This study has been completed.
Sponsor:
ClinicalTrials.gov Identifier:
NCT00520299
First Posted: August 24, 2007
Last Update Posted: May 30, 2017
The safety and scientific validity of this study is the responsibility of the study sponsor and investigators. Listing a study does not mean it has been evaluated by the U.S. Federal Government. Read our disclaimer for details.
Collaborators:
Memorial Sloan Kettering Cancer Center
New York University School of Medicine
Information provided by (Responsible Party):
Ludwig Institute for Cancer Research
  Purpose
This was a phase 1/2, open-label, dose-escalation study of arginine deiminase linked via succinimidyl succinate to polyethylene glycol of 20,000 molecular weight (ADI-PEG 20) in subjects with advanced melanoma. ADI-PEG 20 was administered intramuscularly (IM) at escalating doses weekly for 9 weeks (cycle 1) or 8 weeks (subsequent cycles). The primary objectives were to the establish the safety, tolerability, and clinical efficacy of ADI-PEG 20. Secondary objectives included evaluation of the metabolic activity by [18F]-fluorodeoxyglucose positron emission tomography (FDG PET), pharmacodynamics, correlation of immunogenicity with clinical response, and correlation of argininosuccinate synthetase (ASS) tumor expression with clinical response.

Condition Intervention Phase
Metastatic Melanoma Skin Cancer Neoplasm Drug: ADI PEG 20 Phase 1 Phase 2

Study Type: Interventional
Study Design: Allocation: Non-Randomized
Intervention Model: Single Group Assignment
Masking: None (Open Label)
Primary Purpose: Treatment
Official Title: Phase 1/2 Study of ADI-SS PEG 20,000mw in Patients With Advanced Melanoma

Resource links provided by NLM:


Further study details as provided by Ludwig Institute for Cancer Research:

Primary Outcome Measures:
  • Assessment of Safety and Tolerability of ADI-PEG 20 [ Time Frame: Every 1 to 2 weeks for up to 12 months ]
    Analysis of treatment-emergent adverse events (TEAEs) reported from clinical laboratory tests, physical examinations, and vital signs.
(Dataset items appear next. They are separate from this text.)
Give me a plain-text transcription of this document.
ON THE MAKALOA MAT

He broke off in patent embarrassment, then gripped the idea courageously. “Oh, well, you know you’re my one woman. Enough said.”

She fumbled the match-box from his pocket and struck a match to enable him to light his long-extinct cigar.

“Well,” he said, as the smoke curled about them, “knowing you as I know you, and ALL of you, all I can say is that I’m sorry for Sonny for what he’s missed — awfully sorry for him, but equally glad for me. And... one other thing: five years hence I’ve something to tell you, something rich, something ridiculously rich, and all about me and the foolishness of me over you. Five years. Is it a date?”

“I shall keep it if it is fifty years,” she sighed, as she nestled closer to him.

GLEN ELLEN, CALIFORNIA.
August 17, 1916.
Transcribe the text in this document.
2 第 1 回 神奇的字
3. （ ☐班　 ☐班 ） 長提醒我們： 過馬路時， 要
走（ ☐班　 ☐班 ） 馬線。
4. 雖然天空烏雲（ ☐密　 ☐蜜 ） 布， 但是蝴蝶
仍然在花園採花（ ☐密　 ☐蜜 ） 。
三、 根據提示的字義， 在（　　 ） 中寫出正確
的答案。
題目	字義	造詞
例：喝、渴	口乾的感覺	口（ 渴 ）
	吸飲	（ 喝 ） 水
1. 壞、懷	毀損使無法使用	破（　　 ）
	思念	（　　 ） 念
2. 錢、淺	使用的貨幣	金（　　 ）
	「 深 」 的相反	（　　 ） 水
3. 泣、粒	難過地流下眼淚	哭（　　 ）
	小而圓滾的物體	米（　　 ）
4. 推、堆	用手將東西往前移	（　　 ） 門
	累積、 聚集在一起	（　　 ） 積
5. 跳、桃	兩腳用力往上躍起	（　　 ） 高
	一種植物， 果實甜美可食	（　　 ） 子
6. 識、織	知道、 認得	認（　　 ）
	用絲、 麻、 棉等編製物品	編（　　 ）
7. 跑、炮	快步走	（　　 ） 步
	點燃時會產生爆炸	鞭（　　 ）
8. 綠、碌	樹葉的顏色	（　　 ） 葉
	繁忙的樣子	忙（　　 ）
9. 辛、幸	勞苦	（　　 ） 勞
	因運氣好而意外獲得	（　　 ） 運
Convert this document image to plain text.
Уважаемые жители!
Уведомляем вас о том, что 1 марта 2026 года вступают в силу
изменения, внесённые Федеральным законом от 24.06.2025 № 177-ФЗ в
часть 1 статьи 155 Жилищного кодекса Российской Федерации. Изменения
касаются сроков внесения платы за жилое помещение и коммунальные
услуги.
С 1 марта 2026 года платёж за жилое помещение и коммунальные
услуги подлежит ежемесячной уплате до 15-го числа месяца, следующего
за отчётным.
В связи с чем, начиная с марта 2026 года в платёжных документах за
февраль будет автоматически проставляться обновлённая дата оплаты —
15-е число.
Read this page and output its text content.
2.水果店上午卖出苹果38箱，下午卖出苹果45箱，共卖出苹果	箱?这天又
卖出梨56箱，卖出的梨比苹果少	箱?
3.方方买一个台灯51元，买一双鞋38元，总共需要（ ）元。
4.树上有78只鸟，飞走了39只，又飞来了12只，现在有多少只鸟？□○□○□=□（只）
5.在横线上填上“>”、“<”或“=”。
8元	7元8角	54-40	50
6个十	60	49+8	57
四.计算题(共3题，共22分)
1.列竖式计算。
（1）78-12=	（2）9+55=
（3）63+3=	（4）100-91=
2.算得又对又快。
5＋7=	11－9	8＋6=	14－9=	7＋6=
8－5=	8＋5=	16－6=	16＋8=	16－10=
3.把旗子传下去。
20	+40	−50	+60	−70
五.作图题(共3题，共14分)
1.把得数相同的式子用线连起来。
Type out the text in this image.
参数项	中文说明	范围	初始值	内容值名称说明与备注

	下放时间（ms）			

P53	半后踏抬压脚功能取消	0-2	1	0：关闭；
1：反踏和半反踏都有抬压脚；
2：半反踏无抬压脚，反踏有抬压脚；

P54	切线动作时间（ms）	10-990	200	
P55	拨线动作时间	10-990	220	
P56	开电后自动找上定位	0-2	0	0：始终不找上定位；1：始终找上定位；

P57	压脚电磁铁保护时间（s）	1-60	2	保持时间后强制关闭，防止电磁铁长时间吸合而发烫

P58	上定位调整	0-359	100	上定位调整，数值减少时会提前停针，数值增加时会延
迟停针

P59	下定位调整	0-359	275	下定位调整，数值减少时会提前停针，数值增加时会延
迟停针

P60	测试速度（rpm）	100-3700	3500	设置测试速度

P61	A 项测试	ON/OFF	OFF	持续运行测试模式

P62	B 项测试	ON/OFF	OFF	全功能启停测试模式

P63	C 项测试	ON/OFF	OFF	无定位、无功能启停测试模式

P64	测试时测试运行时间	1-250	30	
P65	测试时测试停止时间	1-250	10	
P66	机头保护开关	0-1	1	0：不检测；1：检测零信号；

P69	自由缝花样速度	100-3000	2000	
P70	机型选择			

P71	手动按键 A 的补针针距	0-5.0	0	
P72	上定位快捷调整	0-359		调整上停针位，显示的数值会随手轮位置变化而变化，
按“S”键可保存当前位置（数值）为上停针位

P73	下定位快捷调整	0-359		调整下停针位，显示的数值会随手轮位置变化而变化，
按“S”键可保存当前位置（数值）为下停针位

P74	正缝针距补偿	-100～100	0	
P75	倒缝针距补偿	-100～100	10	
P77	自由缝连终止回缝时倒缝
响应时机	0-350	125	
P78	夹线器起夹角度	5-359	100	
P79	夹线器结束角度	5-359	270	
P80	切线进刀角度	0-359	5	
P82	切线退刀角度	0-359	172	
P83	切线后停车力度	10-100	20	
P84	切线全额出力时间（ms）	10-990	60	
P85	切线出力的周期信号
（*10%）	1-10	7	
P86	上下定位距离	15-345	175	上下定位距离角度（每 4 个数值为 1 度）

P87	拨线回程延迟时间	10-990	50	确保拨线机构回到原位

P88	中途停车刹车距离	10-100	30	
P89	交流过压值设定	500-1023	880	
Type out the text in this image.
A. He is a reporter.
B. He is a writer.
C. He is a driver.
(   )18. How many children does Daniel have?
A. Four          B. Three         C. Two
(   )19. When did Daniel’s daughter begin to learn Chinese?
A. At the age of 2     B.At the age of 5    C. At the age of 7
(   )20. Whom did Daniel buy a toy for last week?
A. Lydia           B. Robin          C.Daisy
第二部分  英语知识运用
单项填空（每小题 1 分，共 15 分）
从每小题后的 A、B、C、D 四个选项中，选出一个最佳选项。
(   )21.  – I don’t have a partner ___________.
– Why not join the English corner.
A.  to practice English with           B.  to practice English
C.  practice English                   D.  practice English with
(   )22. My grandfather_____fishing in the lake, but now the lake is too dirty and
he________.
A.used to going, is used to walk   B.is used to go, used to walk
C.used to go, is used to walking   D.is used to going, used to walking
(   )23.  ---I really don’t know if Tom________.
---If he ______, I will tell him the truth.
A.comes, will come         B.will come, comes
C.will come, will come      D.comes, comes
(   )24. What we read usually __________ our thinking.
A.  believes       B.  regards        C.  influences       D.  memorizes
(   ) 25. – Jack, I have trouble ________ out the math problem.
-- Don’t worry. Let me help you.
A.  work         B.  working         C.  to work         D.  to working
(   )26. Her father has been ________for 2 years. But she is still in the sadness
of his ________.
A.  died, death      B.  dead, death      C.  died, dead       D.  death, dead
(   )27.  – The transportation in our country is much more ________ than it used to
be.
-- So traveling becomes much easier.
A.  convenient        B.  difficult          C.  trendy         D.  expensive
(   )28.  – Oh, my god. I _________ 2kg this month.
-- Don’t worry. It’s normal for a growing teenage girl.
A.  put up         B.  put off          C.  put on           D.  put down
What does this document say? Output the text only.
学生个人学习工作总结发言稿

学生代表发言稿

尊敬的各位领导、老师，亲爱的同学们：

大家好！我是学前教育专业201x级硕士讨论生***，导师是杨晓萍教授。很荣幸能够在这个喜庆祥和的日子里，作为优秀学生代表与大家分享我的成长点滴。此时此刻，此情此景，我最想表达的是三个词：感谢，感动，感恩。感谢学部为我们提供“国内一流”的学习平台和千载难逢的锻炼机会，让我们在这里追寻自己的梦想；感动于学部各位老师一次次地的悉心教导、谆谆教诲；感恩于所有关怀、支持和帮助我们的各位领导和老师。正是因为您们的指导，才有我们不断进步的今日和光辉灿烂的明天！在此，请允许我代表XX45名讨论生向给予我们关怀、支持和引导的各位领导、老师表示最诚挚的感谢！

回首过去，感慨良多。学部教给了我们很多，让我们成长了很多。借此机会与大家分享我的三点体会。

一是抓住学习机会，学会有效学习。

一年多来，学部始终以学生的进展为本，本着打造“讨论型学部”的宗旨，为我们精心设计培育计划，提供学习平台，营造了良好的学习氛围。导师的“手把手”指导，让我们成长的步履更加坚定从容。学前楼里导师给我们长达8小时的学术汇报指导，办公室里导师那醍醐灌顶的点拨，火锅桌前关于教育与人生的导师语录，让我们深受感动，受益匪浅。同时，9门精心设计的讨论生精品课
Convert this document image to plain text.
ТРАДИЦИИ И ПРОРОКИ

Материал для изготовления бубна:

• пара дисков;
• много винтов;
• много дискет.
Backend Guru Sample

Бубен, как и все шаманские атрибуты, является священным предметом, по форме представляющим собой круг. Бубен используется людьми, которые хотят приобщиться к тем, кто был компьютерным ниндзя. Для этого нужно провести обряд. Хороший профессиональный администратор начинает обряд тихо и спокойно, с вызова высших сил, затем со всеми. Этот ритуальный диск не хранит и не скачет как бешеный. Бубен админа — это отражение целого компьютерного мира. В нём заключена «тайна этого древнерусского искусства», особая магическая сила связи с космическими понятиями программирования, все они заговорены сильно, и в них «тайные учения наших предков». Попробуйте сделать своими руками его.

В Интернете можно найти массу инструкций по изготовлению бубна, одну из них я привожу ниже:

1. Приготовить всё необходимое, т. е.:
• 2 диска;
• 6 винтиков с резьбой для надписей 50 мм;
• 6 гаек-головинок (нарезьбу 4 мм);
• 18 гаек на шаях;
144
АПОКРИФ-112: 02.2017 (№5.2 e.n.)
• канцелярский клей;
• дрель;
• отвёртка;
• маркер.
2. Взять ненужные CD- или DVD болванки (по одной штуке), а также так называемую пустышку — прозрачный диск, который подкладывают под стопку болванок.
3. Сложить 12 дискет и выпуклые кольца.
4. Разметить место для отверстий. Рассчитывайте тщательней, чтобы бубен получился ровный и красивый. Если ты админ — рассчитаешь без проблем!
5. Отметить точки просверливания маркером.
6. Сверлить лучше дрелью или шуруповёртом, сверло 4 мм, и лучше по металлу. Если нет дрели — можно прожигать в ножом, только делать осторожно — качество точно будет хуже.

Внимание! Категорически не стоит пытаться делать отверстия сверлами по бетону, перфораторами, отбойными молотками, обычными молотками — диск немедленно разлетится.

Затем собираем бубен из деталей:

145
  • Best Overall Clinical Tumor Response [ Time Frame: Every 8 to 9 weeks for up to 12 months ]
    Clinical tumor responses were evaluated using disease imaging (CT preferred) performed at baseline and at the end of every cycle. Responses were categorized according to RECIST. Per RECIST for target lesions and assessed by MRI: Complete Response (CR): Disappearance of all target lesions [no evidence of disease]; Partial Response (PR): ≥ 30% decrease in the sum of the longest diameter of target lesions; Progressive Disease (PD): ≥ 20% increase in the sum of the longest diameter of target lesions; Stable Disease (SD): small changes that do not meet above criteria.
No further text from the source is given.